Hingga pertengahan Agustus ini, sudah ada 100 titik Sekolah Rakyat yang beroperasi. Adapun pemerintah berencana melakukan penambahan 60 titik pada September 2025.
"Alhamdulillah, per hari ini sudah 100 titik (Sekolah Rakyat). Mudah-mudahan nanti September juga ada tambahan 60 titik, lah," ujar Gus Ipul di Kompleks Parlemen, Senayan, Jakarta, Jumat, 15 Agustus.
Secara keseluruhan, tercatat sebanyak 16.000 siswa akan memulai pembelajaran di Sekolah Rakyat untuk tahun ajaran 2025-2026.
Dari segi tenaga pendidik, Gus Ipul memastikan kebutuhan guru sudah terisi. Jika ada guru mengundurkan diri, pemerintah sudah menyiapkan penggantinya.
"Kami sedang terus konsolidasi agar makin bisa melengkapi seluruh sarana dan prasarananya," kata dia.
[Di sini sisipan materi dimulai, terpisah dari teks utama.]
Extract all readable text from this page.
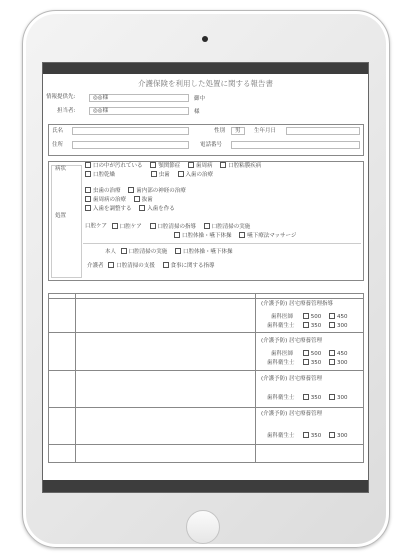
介護保険を利用した処置に関する報告書
情報提供先:	◎◎様	御中
担当者:	◎◎様	様
氏名	性別 男 生年月日
住所	電話番号
病状
口の中が汚れている	顎関節症	歯周病	口腔粘膜疾病
口腔乾燥	虫歯	入歯の治療
処置
虫歯の治療	歯内部の神経の治療
歯周病の治療	抜歯
入歯を調整する	入歯を作る
口腔ケア 口腔ケア	口腔清掃の指導	口腔清掃の実施
口腔体操・嚥下体操	嚥下療法マッサージ
本人 口腔清掃の実施	口腔体操・嚥下体操
介護者 口腔清掃の支援	食事に関する指導
(介護予防) 居宅療養管理指導
歯科医師	500	450
歯科衛生士	350	300
(介護予防) 居宅療養管理
歯科医師	500	450
歯科衛生士	350	300
(介護予防) 居宅療養管理
歯科衛生士	350	300
(介護予防) 居宅療養管理
歯科衛生士	350	300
"Nah, guru-guru sudah ada. Kalau yang mundur kami tidak memaksa, kami hormati. Tetapi, kami persiapkan guru-guru gantinya," pungkas dia.
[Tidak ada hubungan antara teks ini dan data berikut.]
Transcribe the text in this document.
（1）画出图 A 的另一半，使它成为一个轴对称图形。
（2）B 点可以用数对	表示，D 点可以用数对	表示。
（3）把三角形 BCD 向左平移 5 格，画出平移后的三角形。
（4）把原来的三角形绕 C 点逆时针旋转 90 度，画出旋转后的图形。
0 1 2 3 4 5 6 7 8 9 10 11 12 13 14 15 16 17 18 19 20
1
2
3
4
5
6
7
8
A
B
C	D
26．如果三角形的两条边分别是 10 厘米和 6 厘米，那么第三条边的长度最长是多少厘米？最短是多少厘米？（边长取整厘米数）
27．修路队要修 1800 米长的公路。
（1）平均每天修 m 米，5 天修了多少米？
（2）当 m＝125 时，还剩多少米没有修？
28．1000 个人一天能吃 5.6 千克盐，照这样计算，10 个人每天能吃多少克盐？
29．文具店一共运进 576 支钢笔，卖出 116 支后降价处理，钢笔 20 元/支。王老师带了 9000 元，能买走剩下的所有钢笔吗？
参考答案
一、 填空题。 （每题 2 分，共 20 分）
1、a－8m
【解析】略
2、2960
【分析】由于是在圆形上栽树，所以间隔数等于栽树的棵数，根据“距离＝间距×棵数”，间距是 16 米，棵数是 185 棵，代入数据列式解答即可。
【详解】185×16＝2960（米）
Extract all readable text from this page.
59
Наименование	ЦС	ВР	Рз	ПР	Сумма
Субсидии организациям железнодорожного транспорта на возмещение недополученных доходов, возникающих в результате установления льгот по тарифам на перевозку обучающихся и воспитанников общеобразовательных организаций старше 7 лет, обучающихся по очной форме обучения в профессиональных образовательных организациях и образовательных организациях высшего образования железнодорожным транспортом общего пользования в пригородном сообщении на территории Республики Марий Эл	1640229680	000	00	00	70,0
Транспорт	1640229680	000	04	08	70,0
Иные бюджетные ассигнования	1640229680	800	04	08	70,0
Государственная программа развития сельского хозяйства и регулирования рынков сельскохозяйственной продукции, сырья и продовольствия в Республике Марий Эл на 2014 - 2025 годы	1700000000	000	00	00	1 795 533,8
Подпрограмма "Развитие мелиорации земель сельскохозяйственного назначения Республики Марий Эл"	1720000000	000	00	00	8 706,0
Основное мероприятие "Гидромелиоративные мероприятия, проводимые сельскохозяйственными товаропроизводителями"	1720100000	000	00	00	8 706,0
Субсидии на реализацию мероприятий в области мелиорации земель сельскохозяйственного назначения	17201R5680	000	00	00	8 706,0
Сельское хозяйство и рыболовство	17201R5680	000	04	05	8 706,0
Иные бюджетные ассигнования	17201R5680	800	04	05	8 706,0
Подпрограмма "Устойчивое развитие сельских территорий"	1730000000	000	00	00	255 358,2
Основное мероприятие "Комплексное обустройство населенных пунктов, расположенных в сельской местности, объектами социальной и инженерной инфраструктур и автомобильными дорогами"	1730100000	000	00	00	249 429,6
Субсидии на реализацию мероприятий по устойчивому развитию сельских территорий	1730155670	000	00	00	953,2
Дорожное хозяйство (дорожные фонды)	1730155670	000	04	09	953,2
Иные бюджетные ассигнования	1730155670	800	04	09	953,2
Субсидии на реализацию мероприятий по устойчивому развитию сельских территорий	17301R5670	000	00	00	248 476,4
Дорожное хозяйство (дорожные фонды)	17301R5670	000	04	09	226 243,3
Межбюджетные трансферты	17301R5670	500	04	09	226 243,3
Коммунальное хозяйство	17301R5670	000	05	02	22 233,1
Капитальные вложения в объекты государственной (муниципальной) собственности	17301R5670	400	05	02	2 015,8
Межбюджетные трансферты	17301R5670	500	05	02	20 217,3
Sebelumnya, Presiden Prabowo Subianto mengatakan, pemerintah sudah berhasil membangun dan membuka 100 Sekolah Rakyat (SR). Hal ini merupakan upaya pemerintah untuk memutus rantai kemiskinan absolut di Indonesia.
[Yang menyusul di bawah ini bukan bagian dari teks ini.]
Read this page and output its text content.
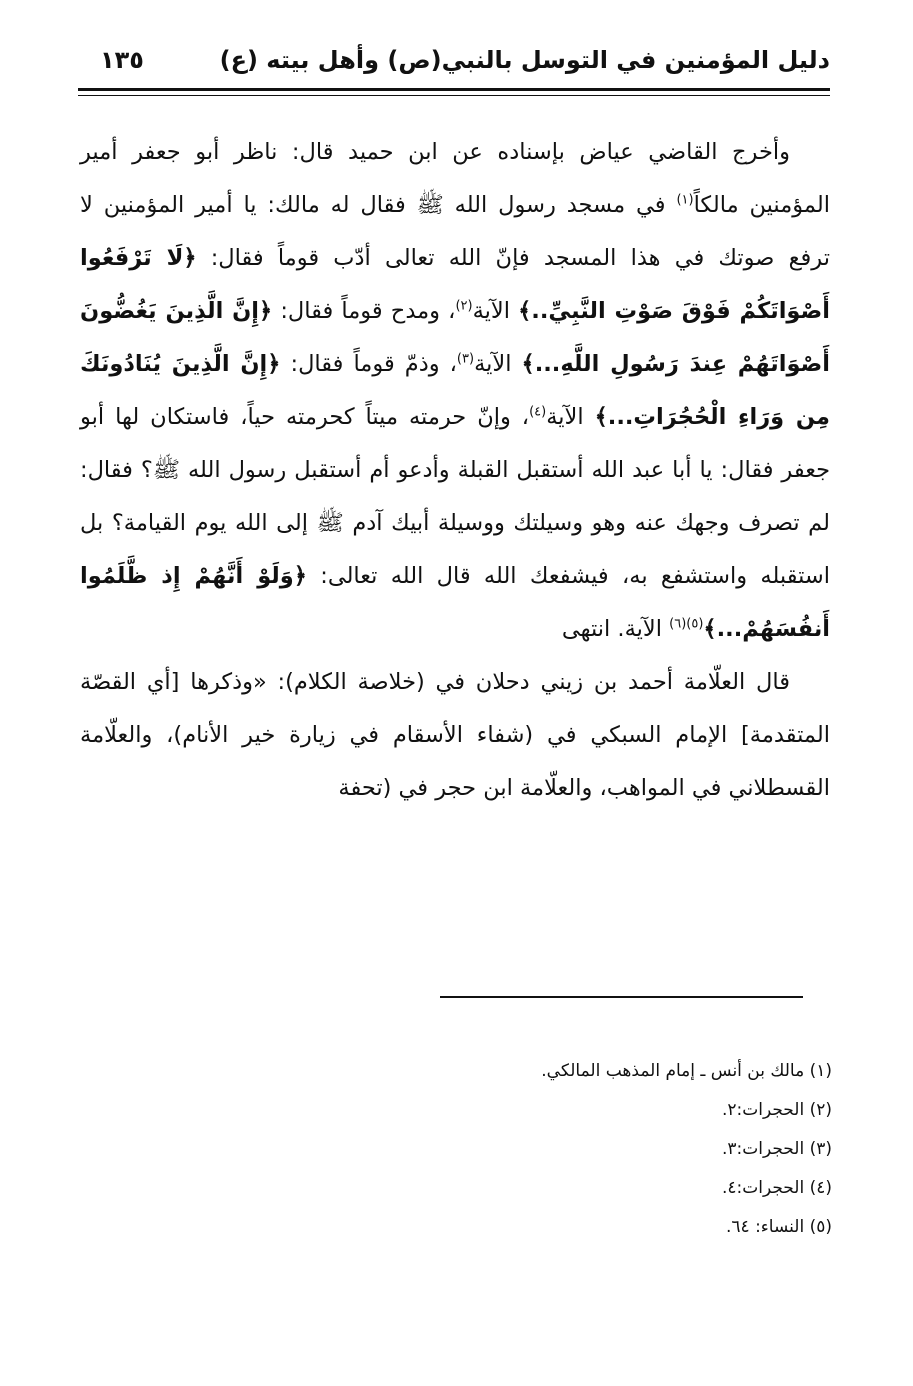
دليل المؤمنين في التوسل بالنبي(ص) وأهل بيته (ع)
١٣٥

وأخرج القاضي عياض بإسناده عن ابن حميد قال: ناظر أبو جعفر أمير المؤمنين مالكاً$^{(١)}$ في مسجد رسول الله ﷺ فقال له مالك: يا أمير المؤمنين لا ترفع صوتك في هذا المسجد فإنّ الله تعالى أدّب قوماً فقال: ﴿لَا تَرْفَعُوا أَصْوَاتَكُمْ فَوْقَ صَوْتِ النَّبِيِّ..﴾ الآية$^{(٢)}$، ومدح قوماً فقال: ﴿إِنَّ الَّذِينَ يَغُضُّونَ أَصْوَاتَهُمْ عِندَ رَسُولِ اللَّهِ...﴾ الآية$^{(٣)}$، وذمّ قوماً فقال: ﴿إِنَّ الَّذِينَ يُنَادُونَكَ مِن وَرَاءِ الْحُجُرَاتِ...﴾ الآية$^{(٤)}$، وإنّ حرمته ميتاً كحرمته حياً، فاستكان لها أبو جعفر فقال: يا أبا عبد الله أستقبل القبلة وأدعو أم أستقبل رسول الله ﷺ؟ فقال: لم تصرف وجهك عنه وهو وسيلتك ووسيلة أبيك آدم ﷺ إلى الله يوم القيامة؟ بل استقبله واستشفع به، فيشفعك الله قال الله تعالى: ﴿وَلَوْ أَنَّهُمْ إِذ ظَّلَمُوا أَنفُسَهُمْ...﴾$^{(٥)(٦)}$ الآية. انتهى

قال العلّامة أحمد بن زيني دحلان في (خلاصة الكلام): «وذكرها [أي القصّة المتقدمة] الإمام السبكي في (شفاء الأسقام في زيارة خير الأنام)، والعلّامة القسطلاني في المواهب، والعلّامة ابن حجر في (تحفة

(١) مالك بن أنس ـ إمام المذهب المالكي.
(٢) الحجرات:٢.
(٣) الحجرات:٣.
(٤) الحجرات:٤.
(٥) النساء: ٦٤.
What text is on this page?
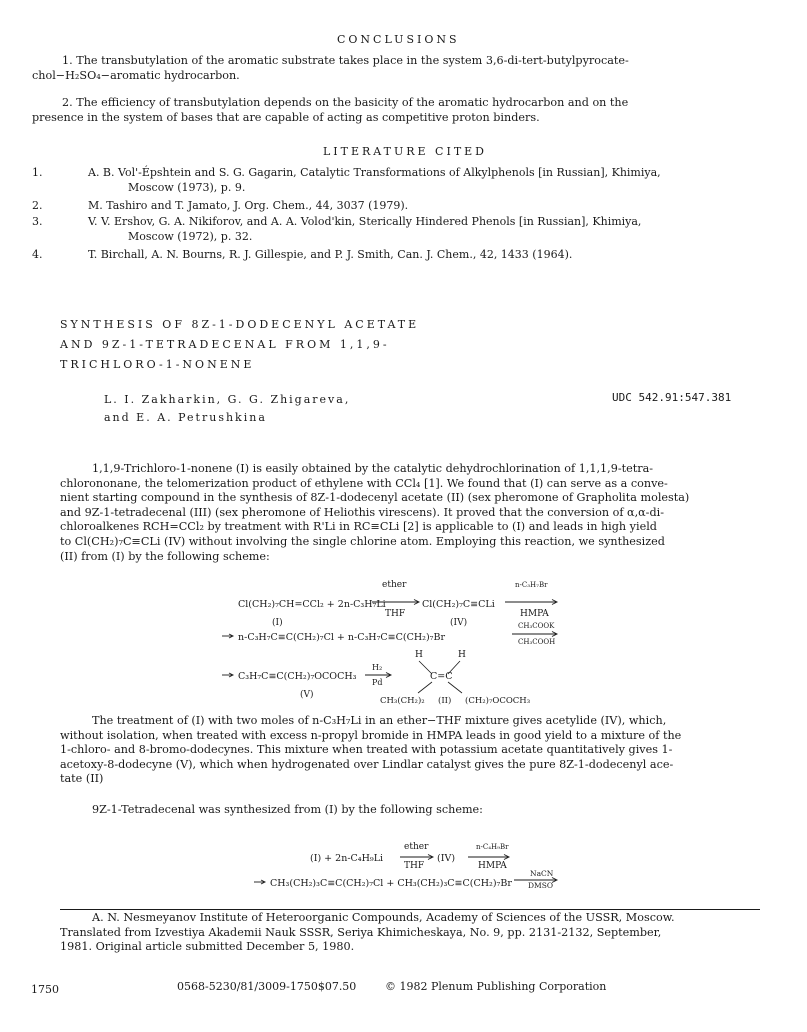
CONCLUSIONS
1. The transbutylation of the aromatic substrate takes place in the system 3,6-di-tert-butylpyrocate-
chol−H₂SO₄−aromatic hydrocarbon.
2. The efficiency of transbutylation depends on the basicity of the aromatic hydrocarbon and on the
presence in the system of bases that are capable of acting as competitive proton binders.
LITERATURE CITED
1.	A. B. Vol'-Épshtein and S. G. Gagarin, Catalytic Transformations of Alkylphenols [in Russian], Khimiya,
Moscow (1973), p. 9.
2.	M. Tashiro and T. Jamato, J. Org. Chem., 44, 3037 (1979).
3.	V. V. Ershov, G. A. Nikiforov, and A. A. Volod'kin, Sterically Hindered Phenols [in Russian], Khimiya,
Moscow (1972), p. 32.
4.	T. Birchall, A. N. Bourns, R. J. Gillespie, and P. J. Smith, Can. J. Chem., 42, 1433 (1964).
SYNTHESIS OF 8Z-1-DODECENYL ACETATE
AND 9Z-1-TETRADECENAL FROM 1,1,9-
TRICHLORO-1-NONENE
L. I. Zakharkin, G. G. Zhigareva,
and E. A. Petrushkina
UDC 542.91:547.381
1,1,9-Trichloro-1-nonene (I) is easily obtained by the catalytic dehydrochlorination of 1,1,1,9-tetra-
chlorononane, the telomerization product of ethylene with CCl₄ [1]. We found that (I) can serve as a conve-
nient starting compound in the synthesis of 8Z-1-dodecenyl acetate (II) (sex pheromone of Grapholita molesta)
and 9Z-1-tetradecenal (III) (sex pheromone of Heliothis virescens). It proved that the conversion of α,α-di-
chloroalkenes RCH=CCl₂ by treatment with R'Li in RC≡CLi [2] is applicable to (I) and leads in high yield
to Cl(CH₂)₇C≡CLi (IV) without involving the single chlorine atom. Employing this reaction, we synthesized
(II) from (I) by the following scheme:
Cl(CH₂)₇CH=CCl₂ + 2n-C₃H₇Li
(I)
ether
THF
Cl(CH₂)₇C≡CLi
(IV)
n-C₃H₇Br
HMPA
n-C₃H₇C≡C(CH₂)₇Cl + n-C₃H₇C≡C(CH₂)₇Br
CH₃COOK
CH₃COOH
H	H
C₃H₇C≡C(CH₂)₇OCOCH₃
(V)
H₂
Pd
C=C
CH₃(CH₂)₂ (II) (CH₂)₇OCOCH₃
The treatment of (I) with two moles of n-C₃H₇Li in an ether−THF mixture gives acetylide (IV), which,
without isolation, when treated with excess n-propyl bromide in HMPA leads in good yield to a mixture of the
1-chloro- and 8-bromo-dodecynes. This mixture when treated with potassium acetate quantitatively gives 1-
acetoxy-8-dodecyne (V), which when hydrogenated over Lindlar catalyst gives the pure 8Z-1-dodecenyl ace-
tate (II)
9Z-1-Tetradecenal was synthesized from (I) by the following scheme:
(I) + 2n-C₄H₉Li
ether
THF
(IV)
n-C₄H₉Br
HMPA
CH₃(CH₂)₃C≡C(CH₂)₇Cl + CH₃(CH₂)₃C≡C(CH₂)₇Br
NaCN
DMSO
A. N. Nesmeyanov Institute of Heteroorganic Compounds, Academy of Sciences of the USSR, Moscow.
Translated from Izvestiya Akademii Nauk SSSR, Seriya Khimicheskaya, No. 9, pp. 2131-2132, September,
1981. Original article submitted December 5, 1980.
1750	0568-5230/81/3009-1750$07.50	© 1982 Plenum Publishing Corporation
"Salah satu upaya kami untuk memutus rantai kemiskinan absolut adalah membentuk Sekolah Rakyat (SR). Kami sudah berhasil membangun dan membuka 100 SR," ujar Prabowo dalam Pidato Kenegaraan di Kompleks Parlemen, Senayan, Jakarta, Jumat, 15 Agustus.
Dia berharap, akan ada 200 Sekolah Rakyat pada 2026 dan menjadi 300 unit SR di tahun berikutnya.
"Kami harapkan tahun depan akan menjadi 200, tahun selanjutnya akan menjadi 300 dan seterusnya," kata dia.
BACA JUGA:
Prabowo ingin generasi mendatang tak lagi masuk dalam garis kemiskinan layaknya orang tua mereka. Dengan demikian, Sekolah Rakyat diharapkan mampu memutus rantai kemiskinan.
"Ini adalah untuk memutus rantai kemiskinan anak-anak miskin. Kalau orangtuanya miskin, mereka tidak perlu untuk terus miskin. Ini yang kami telah upayakan dan sedang kami kerjakan sekarang," pungkasnya.